OPERASI mendadak di Gedung Budaya Kabupaten Balangan.| foto : istimewa

PARINGIN - Menindaklanjuti laporan warga tentang Gedung Budaya yang dijadikan tempat berkumpul anak muda dan terindikasi menjadi tempat meminum minuman keras, petugas Satuan Polisi Pamong Praja (Satpol PP) Kabupaten Balangan beserta gabungan dari TNI dan Polri melakukan Operasi Mendadak (Sidak) ke Gedung Budaya yang berlokasi di Garuda Maharam, tepatnya Jalan Lingkar Gunung Pandau, Sabtu (10/9/2022).

Saat sidak dilakukan, banyak didapati aset gedung rusak dan botol bekas minuman keras yang ditemukan di sekitar gedung tersebut.

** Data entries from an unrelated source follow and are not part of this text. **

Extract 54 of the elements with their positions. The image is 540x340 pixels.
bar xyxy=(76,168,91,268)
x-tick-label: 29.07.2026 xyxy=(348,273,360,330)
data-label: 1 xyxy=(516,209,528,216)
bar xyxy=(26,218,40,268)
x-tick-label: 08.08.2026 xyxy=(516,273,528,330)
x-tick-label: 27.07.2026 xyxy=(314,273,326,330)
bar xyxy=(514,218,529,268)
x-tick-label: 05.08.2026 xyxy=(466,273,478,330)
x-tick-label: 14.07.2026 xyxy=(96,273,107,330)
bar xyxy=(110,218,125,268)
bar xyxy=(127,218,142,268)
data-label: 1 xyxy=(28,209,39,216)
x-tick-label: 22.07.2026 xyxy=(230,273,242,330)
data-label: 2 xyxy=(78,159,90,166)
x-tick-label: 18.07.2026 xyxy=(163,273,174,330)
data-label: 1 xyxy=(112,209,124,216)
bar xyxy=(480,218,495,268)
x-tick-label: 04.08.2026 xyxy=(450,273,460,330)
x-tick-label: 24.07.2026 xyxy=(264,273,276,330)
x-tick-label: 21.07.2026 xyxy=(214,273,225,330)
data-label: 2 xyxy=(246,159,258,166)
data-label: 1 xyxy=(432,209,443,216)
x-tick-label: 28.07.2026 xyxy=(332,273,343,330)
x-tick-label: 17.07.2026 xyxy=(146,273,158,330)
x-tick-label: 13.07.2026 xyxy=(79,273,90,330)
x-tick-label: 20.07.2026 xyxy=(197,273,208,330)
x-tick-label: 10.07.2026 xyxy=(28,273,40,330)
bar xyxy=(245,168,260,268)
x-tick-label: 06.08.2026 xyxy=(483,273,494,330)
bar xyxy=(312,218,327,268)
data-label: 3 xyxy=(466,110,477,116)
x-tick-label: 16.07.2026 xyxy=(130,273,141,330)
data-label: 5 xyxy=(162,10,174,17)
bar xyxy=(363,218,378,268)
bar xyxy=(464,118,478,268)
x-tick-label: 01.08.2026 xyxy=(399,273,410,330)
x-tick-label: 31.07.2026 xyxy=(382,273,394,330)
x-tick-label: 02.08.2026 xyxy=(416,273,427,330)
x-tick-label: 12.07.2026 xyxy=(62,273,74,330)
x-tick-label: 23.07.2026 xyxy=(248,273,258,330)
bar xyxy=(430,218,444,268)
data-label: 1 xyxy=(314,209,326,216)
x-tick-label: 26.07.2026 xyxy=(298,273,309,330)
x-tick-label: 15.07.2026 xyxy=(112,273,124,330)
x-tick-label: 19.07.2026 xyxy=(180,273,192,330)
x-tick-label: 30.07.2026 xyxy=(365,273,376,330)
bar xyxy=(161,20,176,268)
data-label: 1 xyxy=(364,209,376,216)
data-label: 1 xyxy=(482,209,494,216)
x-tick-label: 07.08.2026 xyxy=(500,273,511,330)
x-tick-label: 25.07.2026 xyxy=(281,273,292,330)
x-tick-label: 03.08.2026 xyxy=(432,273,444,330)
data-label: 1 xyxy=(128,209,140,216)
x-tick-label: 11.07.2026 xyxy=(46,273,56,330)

Kepala Satuan Polisi Pamong Praja (Satpol PP) Balangan, Nor Aspariah melalui Kabid Penegakkan Perda, Hedy Mulyawan menindaklanjuti laporan tersebut untuk melakukan Operasi Mendadak (Sidak) yang berlokasikan di Gedung Budaya.

Hedy Mulyawan, Kabid Penegakkan Perda Satpol PP mengatakan, banyak sekali temuan saat di lokasi sidak, dikarenakan laporan dari masyarakat yang meliat banyaknya anak muda berkumpul di gedung tersebut.

"Kami lakukan sidak ini dikerenakan banyak sekali aduan dari masyarakat perihal anak muda yang sering sekali nongkrong dan berpacaran di sana, jadi kami lakukan sidak kelokasi langsung," terang Hedy, Kamis (15/9/2022).

Hedy menambahkan, banyak sekali temuan aset yang mengalami kerusakan serta sampah yang berserak di luar maupun di dalam gedung akibat jarang digunakannya bangunan tersebut.

"Saat kami lakukan sidak, kami banyak menemukan aset digedung yang mengalami kerusakan, dan juga banyak sekali sampah-sampah yang berserakan di luar maupun di dalam ruangan, termasuk botol bekas minuman keras," tambah Hedy.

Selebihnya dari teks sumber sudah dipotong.